Comentario de la Autora: Y bueno... antes que nada quiero darle un agradecimiento a Afrodita de Escorpio (aka Gochy Monchis) por ser mi atenta y paciente beta. Ya tenía muchas mañas que se me han ido haciendo. Unos son errores que ni sabía que eran errores y otros eran errores que fallaba en percibir. Confío en que de ahora en adelante les pueda traer trabajos de mejor calidad.

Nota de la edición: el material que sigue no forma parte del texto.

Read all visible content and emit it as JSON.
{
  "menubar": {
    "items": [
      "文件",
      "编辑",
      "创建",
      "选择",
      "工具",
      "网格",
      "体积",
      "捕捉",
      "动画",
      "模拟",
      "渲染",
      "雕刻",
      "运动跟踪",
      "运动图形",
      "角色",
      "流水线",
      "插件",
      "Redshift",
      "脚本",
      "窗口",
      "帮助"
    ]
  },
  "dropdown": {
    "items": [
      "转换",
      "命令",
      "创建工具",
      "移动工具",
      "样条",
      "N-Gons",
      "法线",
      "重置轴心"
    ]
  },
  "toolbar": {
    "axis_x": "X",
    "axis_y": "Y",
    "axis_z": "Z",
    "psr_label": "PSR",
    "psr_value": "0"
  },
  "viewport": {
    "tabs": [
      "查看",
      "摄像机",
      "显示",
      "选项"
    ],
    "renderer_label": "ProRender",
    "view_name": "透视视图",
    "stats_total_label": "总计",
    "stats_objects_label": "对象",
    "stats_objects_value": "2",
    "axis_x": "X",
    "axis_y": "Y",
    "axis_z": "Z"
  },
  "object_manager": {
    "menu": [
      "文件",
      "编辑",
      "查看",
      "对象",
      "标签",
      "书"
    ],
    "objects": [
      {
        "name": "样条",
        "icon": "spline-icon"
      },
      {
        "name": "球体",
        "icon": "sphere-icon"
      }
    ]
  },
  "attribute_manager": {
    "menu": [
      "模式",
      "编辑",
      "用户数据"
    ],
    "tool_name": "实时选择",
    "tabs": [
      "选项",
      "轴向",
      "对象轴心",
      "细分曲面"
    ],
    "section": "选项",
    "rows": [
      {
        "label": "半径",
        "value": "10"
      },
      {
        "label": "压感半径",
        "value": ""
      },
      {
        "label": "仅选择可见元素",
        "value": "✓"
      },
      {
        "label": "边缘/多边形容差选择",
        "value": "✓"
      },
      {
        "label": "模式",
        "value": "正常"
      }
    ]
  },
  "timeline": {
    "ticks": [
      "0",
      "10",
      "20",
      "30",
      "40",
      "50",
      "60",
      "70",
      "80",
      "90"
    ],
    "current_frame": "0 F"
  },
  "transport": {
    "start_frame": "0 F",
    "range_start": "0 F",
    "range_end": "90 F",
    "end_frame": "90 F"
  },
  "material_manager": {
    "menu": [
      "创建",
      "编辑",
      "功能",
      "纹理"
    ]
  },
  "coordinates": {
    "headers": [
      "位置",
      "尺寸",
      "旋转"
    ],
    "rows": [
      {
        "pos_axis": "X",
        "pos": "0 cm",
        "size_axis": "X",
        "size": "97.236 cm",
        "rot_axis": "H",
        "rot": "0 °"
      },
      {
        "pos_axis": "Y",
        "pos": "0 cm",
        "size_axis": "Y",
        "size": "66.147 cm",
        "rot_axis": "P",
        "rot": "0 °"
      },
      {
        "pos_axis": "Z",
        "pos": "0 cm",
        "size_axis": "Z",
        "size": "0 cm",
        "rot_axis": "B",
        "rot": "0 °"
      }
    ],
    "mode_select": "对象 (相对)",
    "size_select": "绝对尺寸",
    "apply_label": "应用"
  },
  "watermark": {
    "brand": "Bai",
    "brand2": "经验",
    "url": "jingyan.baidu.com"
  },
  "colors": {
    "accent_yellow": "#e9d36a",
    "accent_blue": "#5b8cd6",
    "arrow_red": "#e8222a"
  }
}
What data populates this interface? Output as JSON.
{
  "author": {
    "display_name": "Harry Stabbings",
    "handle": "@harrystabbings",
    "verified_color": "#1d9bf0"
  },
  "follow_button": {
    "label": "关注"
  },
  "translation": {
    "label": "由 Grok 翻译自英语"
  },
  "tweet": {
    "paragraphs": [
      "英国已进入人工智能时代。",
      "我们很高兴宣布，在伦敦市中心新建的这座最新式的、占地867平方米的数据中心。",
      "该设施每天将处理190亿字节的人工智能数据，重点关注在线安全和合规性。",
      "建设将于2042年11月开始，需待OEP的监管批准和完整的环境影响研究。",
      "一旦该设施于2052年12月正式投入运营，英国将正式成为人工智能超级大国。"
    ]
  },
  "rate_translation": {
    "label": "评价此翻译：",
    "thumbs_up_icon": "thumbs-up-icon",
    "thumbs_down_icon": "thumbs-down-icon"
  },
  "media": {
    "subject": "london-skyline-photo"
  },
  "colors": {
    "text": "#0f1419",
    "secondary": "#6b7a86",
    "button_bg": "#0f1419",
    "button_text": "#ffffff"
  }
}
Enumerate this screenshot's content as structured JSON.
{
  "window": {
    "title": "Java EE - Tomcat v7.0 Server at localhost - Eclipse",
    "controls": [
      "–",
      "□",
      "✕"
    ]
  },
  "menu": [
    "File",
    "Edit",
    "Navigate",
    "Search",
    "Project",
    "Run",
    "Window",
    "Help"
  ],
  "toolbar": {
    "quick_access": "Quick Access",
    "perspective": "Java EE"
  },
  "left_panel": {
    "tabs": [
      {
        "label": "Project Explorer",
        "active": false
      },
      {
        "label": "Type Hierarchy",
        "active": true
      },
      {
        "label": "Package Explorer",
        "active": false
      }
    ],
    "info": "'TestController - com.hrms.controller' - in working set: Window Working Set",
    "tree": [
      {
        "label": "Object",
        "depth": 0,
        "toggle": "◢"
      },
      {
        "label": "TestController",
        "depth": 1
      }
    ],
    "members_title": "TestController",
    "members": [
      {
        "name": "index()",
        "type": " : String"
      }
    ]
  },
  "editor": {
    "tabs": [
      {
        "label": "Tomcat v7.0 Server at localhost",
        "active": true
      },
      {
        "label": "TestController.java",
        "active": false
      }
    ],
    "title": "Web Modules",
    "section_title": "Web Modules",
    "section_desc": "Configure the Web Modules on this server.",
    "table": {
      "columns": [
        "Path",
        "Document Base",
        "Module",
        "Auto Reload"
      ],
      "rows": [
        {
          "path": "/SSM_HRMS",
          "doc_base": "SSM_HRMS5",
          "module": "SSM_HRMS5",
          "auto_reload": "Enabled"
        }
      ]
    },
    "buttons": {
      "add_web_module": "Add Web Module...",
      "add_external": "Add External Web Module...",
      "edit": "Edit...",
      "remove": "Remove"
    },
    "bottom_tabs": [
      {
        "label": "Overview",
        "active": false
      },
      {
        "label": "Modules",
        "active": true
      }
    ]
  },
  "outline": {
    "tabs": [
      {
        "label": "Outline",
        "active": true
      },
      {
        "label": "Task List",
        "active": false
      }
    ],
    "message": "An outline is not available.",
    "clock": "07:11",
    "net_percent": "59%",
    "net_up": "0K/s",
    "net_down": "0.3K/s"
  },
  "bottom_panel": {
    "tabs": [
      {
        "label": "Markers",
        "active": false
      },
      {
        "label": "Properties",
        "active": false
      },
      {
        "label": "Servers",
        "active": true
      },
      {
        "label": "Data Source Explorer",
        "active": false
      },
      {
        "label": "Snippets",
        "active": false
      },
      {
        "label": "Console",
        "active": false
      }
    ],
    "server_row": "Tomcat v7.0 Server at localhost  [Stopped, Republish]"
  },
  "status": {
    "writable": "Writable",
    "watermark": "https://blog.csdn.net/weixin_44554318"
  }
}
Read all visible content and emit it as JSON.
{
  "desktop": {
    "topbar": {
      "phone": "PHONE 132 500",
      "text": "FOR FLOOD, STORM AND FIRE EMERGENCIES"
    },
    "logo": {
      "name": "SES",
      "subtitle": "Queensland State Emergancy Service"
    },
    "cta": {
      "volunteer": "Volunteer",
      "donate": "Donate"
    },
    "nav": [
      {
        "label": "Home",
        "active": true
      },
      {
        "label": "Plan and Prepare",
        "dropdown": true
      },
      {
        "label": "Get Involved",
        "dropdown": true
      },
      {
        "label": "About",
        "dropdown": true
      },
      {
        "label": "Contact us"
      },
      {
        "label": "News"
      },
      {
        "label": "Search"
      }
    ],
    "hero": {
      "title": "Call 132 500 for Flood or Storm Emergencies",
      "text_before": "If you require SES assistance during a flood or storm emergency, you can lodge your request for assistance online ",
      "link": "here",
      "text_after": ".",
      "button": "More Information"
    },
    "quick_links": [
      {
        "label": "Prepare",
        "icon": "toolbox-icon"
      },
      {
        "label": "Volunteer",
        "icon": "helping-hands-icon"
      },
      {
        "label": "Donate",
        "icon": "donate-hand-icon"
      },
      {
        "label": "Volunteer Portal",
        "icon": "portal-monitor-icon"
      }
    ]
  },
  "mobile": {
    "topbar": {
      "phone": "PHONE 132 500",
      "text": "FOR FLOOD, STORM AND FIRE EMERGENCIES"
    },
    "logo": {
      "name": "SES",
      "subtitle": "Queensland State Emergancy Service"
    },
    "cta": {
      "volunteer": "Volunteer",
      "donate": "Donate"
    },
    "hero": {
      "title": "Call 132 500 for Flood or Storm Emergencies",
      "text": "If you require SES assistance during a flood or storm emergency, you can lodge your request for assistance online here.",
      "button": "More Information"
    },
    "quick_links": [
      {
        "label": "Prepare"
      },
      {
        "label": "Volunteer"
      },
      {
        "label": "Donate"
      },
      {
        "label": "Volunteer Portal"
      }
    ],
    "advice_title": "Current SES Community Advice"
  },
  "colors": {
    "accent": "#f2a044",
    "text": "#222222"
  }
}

Ahora si del fic... originalmente todo estaría centrado en los gusanos de maguey que ponen en algunas botellas de mezcal. Peeeeero... pues resulta que eso es bastante nuevo (1940) así que no lo pude usar. No obstante, la idea me pareció lo suficientemente buena como para seguirla desarrollando. El chocolate era sumamente caro en ese entonces y el modo de tomarlo ya era muy parecido a como lo es hoy en día. No así en México donde aún se tomaba entre los no aristócratas con especias y agua. Calvera es un personaje chévere. Merece su propio gaiden. Jeje. Obvio, estoy dando por sentado que es mexicana. Culpo al taco que sale en el gaiden. Si bien la pirámide que sale me parece muy semejante a la de Chichén Itzá, preferí imaginarme a Calvera de la zona de Oaxaca (Monte Albán). ¿Por qué? Porque Oaxaca tiene a mi parecer la mejor comida de todo México. Esto... pero creo que ya me emocioné. ¡Espero no lo hayan odiado! ¡Kissu!